If you’re fluent in PHP and not in Rust, PHP will save you time — even if Rust seems cooler.

Familiar, popular frameworks like Django, Laravel, RoR, Next.js, React, Angular also have another benefit: LLMs are trained on them. So are your teammates.


🧱 Monolith First

Don’t start with microservices unless your day job is Kubernetes and you know exactly what you’re doing.

Start with a monolith and keep it modular. You can always extract services later. Most modern frameworks allow clean separation of concerns and easy refactoring.

Don’t waste energy solving scaling problems you don’t have yet. If you hit those problems — great! You’ll probably have the resources to solve them.


🔍 Stay in Control

Code review is a pain. Everyone knows it. But when you’re working with an LLM, you’re basically doing continuous code review.

Read everything. Piece by piece. Don’t blindly trust the suggestions. LLMs hallucinate, forget context, or make logic errors in subtle ways.

Set clear goals. Complete a chunk. Commit.

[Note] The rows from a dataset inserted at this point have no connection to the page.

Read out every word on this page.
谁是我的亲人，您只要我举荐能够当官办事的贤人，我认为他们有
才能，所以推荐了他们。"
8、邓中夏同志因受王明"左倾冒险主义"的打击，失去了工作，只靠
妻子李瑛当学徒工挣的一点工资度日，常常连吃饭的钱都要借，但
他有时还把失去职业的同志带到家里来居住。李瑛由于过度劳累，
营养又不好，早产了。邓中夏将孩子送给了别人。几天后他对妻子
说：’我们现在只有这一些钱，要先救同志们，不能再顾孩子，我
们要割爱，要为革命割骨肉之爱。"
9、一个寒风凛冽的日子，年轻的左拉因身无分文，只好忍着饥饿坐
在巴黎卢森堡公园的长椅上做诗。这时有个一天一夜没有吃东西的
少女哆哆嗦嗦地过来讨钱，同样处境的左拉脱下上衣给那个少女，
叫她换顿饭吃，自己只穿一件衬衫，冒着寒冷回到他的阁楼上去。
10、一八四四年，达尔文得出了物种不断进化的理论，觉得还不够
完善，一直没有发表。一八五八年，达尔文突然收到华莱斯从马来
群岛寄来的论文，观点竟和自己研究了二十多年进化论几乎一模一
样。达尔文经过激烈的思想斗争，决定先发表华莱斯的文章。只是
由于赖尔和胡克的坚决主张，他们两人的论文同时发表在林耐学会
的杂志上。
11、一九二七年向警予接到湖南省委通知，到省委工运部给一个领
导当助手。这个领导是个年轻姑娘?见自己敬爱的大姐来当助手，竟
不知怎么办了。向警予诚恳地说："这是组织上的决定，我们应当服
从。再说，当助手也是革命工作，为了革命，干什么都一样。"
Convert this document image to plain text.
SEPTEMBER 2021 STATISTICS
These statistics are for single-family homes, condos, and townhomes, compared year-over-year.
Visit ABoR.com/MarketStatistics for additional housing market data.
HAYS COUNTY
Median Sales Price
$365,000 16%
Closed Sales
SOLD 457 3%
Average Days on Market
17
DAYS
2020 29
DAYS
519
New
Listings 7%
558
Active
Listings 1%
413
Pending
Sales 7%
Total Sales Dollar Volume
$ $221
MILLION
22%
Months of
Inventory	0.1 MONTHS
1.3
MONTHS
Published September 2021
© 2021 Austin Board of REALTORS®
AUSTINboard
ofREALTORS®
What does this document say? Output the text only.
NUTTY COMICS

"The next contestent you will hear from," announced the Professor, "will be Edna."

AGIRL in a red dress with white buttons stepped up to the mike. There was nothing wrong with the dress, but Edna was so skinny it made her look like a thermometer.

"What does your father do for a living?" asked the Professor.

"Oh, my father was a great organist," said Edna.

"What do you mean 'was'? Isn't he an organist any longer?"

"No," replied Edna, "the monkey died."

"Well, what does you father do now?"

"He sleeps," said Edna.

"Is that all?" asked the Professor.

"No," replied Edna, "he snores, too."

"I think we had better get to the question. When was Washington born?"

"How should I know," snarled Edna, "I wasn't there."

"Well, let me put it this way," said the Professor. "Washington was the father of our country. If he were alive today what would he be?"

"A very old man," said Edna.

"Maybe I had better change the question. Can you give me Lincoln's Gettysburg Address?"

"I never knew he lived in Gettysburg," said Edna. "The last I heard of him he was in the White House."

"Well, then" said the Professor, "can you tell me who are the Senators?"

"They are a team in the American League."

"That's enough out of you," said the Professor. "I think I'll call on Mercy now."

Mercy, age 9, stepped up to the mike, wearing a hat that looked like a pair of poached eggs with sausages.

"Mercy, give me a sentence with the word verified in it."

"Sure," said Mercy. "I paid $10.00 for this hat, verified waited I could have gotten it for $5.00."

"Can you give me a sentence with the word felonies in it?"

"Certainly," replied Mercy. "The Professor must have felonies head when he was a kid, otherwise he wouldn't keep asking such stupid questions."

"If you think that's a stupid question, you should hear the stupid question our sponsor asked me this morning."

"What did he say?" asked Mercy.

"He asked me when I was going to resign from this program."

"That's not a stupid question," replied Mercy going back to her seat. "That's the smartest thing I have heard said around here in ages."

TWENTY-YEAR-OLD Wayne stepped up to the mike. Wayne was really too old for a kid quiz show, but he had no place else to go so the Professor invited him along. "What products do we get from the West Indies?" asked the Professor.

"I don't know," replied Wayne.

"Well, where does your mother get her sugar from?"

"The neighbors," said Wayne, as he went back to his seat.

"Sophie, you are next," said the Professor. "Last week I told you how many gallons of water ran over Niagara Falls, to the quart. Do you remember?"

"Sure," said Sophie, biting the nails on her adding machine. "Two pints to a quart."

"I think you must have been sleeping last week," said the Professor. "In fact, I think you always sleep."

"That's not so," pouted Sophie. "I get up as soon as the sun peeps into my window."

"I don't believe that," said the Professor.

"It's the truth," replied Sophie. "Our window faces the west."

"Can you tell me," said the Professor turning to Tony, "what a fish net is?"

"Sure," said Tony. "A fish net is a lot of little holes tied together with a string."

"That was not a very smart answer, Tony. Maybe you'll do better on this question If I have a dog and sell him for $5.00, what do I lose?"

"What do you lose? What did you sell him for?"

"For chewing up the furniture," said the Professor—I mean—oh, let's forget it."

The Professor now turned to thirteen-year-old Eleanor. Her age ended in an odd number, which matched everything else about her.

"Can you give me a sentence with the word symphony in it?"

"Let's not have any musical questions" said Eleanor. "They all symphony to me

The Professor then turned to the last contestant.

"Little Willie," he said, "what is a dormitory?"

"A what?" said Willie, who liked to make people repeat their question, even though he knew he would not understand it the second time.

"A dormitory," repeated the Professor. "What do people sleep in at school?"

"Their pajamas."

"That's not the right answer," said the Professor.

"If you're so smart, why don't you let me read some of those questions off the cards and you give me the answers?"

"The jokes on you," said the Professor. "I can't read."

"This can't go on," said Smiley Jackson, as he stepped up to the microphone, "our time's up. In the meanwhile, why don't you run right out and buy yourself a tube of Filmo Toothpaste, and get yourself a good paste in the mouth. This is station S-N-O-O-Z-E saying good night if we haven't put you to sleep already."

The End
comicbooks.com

Take breaks.


🧾 Commit Discipline

Commit often — but not too often.

  • Keep commits atomic

  • Write clear, concise messages

  • Don’t rush — assume everything is disposable

  • Don’t create branches just because you can — mess multiplies fast


🚀 Deploy Day One

From day one, get something running. Even a simple “Hello World” on your target infrastructure will reveal things you didn’t expect.

Be cautious with serverless platforms like Vercel or AWS Lambda. They’re incredibly convenient, but can be expensive traps if misused — especially if something goes viral.

For most indie or startup projects, the safest choice is:

  • Docker

  • Open-source database

  • Simple VM or container host

This gives you freedom to move, scale, and even exit if needed.


🧠 Conclusion

Vibe-coding is a superpower — but only in the hands of someone who knows how to wield it. AI won’t replace engineers who understand systems, constraints, and users. But it will absolutely accelerate those who do.

As architects, we’re not just coding — we’re guiding the process, shaping the vision, and owning the consequences. AI doesn’t relieve us of that responsibility. It makes it more essential than ever.

Use the tools. Don’t let the tools use you.